The Humpherys Family

Creamy Tomato Soup

Source  Our Best Bites
Recipe Added:  1/12/2012
1 Tbsp olive oil
1 cup chopped onion
¾ cup shredded carrot
4 cloves garlic, minced
1 tsp sugar
1 tsp Kosher salt
1/4 tsp pepper
1 Tbsp dried basil
1/2 tsp dried oregano
2/3 cup sun-dried tomatoes, in oil
2 cans diced tomatoes, undrained
1 can chicken broth
3 oz pkg cream cheese
1/2 tsp red pepper flakes
Optional: Parmesan cheese and fresh basil for garnish
Place oil in a large saucepan over medium heat. Add onion, carrot, and garlic, and cook for 3-4 minutes or until vegetables are tender, stirring often. Add sun-dried tomatoes, canned tomatoes, chicken broth, sugar, salt, pepper, oregano, basil, and red pepper flakes. Bring soup to a boil and then reduce heat to simmer. Cover pan and simmer for 30 minutes.

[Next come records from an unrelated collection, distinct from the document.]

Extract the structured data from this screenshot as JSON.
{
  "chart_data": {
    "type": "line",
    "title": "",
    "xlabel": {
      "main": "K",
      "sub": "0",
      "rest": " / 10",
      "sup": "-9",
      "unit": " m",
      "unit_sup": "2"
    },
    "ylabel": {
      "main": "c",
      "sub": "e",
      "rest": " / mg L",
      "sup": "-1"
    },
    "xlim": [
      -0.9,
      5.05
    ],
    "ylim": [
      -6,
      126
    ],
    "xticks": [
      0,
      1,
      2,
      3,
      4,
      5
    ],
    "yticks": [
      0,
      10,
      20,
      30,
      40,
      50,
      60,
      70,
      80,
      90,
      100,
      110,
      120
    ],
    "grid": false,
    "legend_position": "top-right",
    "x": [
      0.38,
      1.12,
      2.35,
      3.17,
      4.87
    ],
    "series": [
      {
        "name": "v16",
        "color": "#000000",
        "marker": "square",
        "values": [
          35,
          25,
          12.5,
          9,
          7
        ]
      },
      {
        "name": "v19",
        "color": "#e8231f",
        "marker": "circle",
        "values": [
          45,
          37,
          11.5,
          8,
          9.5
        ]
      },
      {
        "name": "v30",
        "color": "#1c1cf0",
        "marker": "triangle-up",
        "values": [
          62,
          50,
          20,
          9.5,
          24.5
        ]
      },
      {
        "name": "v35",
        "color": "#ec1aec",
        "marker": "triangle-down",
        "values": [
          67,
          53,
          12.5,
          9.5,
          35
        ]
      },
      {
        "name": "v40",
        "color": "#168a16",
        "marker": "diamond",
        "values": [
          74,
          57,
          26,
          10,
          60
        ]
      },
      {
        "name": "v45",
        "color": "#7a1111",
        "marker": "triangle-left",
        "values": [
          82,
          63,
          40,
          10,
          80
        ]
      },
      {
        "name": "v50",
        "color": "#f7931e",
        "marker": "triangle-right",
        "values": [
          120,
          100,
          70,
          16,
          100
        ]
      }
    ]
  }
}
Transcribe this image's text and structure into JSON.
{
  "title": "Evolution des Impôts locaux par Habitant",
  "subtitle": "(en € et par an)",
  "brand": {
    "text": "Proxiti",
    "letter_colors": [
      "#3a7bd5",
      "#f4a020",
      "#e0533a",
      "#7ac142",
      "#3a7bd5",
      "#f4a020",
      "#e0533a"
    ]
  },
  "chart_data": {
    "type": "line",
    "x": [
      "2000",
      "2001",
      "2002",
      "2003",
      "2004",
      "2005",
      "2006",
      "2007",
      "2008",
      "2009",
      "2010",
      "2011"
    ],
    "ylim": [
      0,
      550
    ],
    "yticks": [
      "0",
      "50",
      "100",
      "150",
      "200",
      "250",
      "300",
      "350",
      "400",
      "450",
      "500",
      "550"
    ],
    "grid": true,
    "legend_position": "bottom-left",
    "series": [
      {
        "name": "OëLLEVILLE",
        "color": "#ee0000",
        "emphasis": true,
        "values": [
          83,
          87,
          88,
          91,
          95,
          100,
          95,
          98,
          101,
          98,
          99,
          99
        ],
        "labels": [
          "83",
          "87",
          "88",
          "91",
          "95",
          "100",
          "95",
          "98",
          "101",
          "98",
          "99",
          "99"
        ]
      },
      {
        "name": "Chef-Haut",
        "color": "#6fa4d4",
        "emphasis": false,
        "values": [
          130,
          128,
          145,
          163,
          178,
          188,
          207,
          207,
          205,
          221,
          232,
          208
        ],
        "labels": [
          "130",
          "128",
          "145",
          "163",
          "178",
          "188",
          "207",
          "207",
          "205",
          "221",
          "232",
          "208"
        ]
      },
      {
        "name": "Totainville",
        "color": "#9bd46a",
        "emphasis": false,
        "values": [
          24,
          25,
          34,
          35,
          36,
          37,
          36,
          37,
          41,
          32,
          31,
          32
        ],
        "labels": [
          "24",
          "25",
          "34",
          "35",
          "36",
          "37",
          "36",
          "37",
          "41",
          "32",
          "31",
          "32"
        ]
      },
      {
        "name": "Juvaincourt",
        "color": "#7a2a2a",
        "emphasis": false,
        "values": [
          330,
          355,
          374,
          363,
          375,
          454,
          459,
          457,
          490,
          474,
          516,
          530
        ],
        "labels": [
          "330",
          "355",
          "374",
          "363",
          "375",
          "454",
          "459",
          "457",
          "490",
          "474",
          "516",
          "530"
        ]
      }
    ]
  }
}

Remove from heat. Place soup in a blender (in 2 batches if necessary). Add cream cheese. Remove center piece of blender lid to allow steam to escape, but place a paper towel over opening in blender lid to avoid spills. Process for a few minutes until smooth. Add additional salt and pepper to taste and then divide soup among bowls. Garnish each serving with a sprinkle of shredded Parmesan cheese and a fresh basil leaf if desired. Serve with grilled cheese sandwiches, bread sticks, French bread, or rolls.